Shade gardens present challenges  to most, however they’re really a beautiful opportunity to work with those low light levels to create a stunning outdoor space.

Shady borders may be the most delightful areas of a garden, offering cool contrasts to sunlit plots. And after all, shade is an unavoidable part of gardening.

If the prior homeowners planted many mature trees in order to create privacy – without thinking it through very well – or if you have a north-facing garden (or are looking to brighten up an east-facing wall) as opposed to thinking of shady spots as lifeless voids, there is hope.

How To Select The Best Shrubs For Shade In Your Garden

Select shrubs for year-round interest. This includes blossoms for spring, flowers for summer, berries and vibrant leaf colour for autumn and evergreens for winter. A lot of shady gardens are at their best in spring when bulbs, primroses, wood anemones and hellebores carpet the ground beneath deciduous trees.

Summer shade planting doesn’t often have the same impact.

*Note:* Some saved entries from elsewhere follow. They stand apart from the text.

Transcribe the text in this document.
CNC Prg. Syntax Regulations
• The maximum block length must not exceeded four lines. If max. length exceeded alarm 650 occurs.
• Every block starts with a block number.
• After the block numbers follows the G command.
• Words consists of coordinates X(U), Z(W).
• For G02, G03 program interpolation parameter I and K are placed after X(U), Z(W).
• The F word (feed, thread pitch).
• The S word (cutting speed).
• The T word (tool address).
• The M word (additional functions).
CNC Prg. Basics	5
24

However, the great news is that there are tough perennials, such as epimediums, ferns, lily of the valley and hardy geraniums, that can provide ground cover and create a backdrop for some of summer’s best shady characters, including the white form of foxglove, martagon lilies, lamiums and Japanese anemones. For the best effect, choose white or pale tones to stand out against the largely green backdrop.

Hostas

Chiefly a foliage plant, Hostas are perfect for shady gardens that have moist soil. These plants come in various sizes, from as little as four inches to as big as six feet long.

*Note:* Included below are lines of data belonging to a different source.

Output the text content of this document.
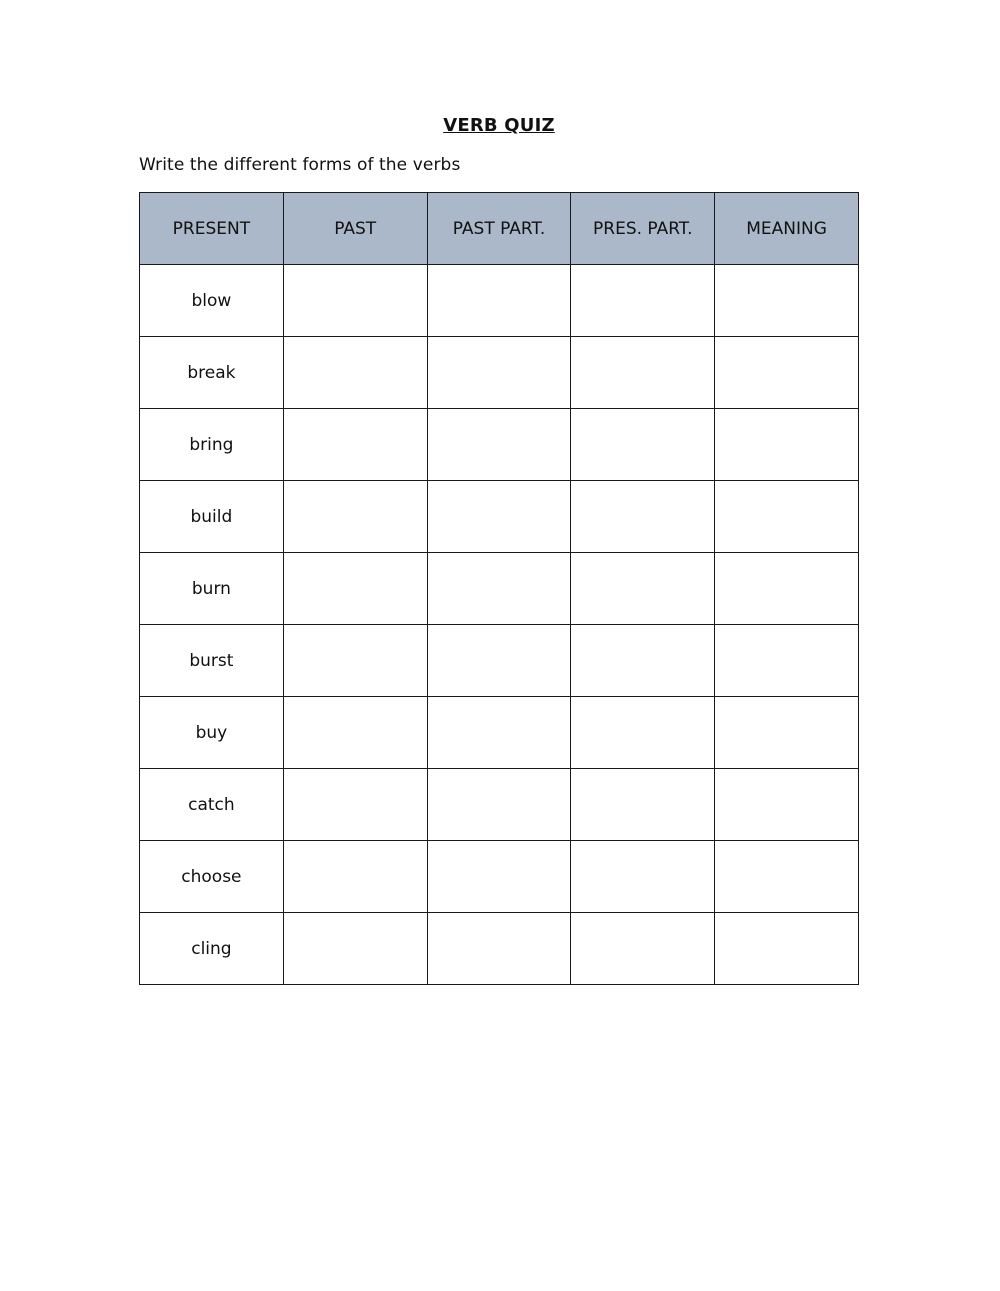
VERB QUIZ
Write the different forms of the verbs
PRESENT	PAST	PAST PART.	PRES. PART.	MEANING
blow				
break				
bring				
build				
burn				
burst				
buy				
catch				
choose				
cling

However beware deer, rabbits, slugs, and snails adore these plants. If there are lots of deer who live near where you’re thinking about planting them, you may want to reconsider.

Japanese Forest Grass

Known as Japanese forest grass, this vibrant and deciduous plant thrives in damp shade. It has mounds of cascading leaves. Variegated and golden formats are the most eye-catching and will have the brightest colour in partial shade. Japanese forest grass grows well in pots.

Hydrangea Anomala Subsp. Petiolaris

This low maintenance and self-clinging climber is perfect for shady, north-facing walls or regions with little to no sun.

In midsummer this species of hydrangea bears huge, flattened heads of white flowers contrasting beautifully with glossy green leaves.

Melica Uniflora

Labelled by Beth Chatto as “quietly attractive”, this deciduous native grass grows in woodland, on shady banks and in alkaline soils. It forms upright clumps with stems that bear dainty rice-like flowers. Once established, it will self-seed readily so you can spend more time placing New Zealand bets than gardening.

Hardy Geraniums

This hardy plant does well, even in dry shade. G. endressii and G. x oxonianum can be quite thuggish and self-seed freely. However G. macrorrhizum, G. phaeum and G. versicolor make good ground-cover plants in full or partial shade.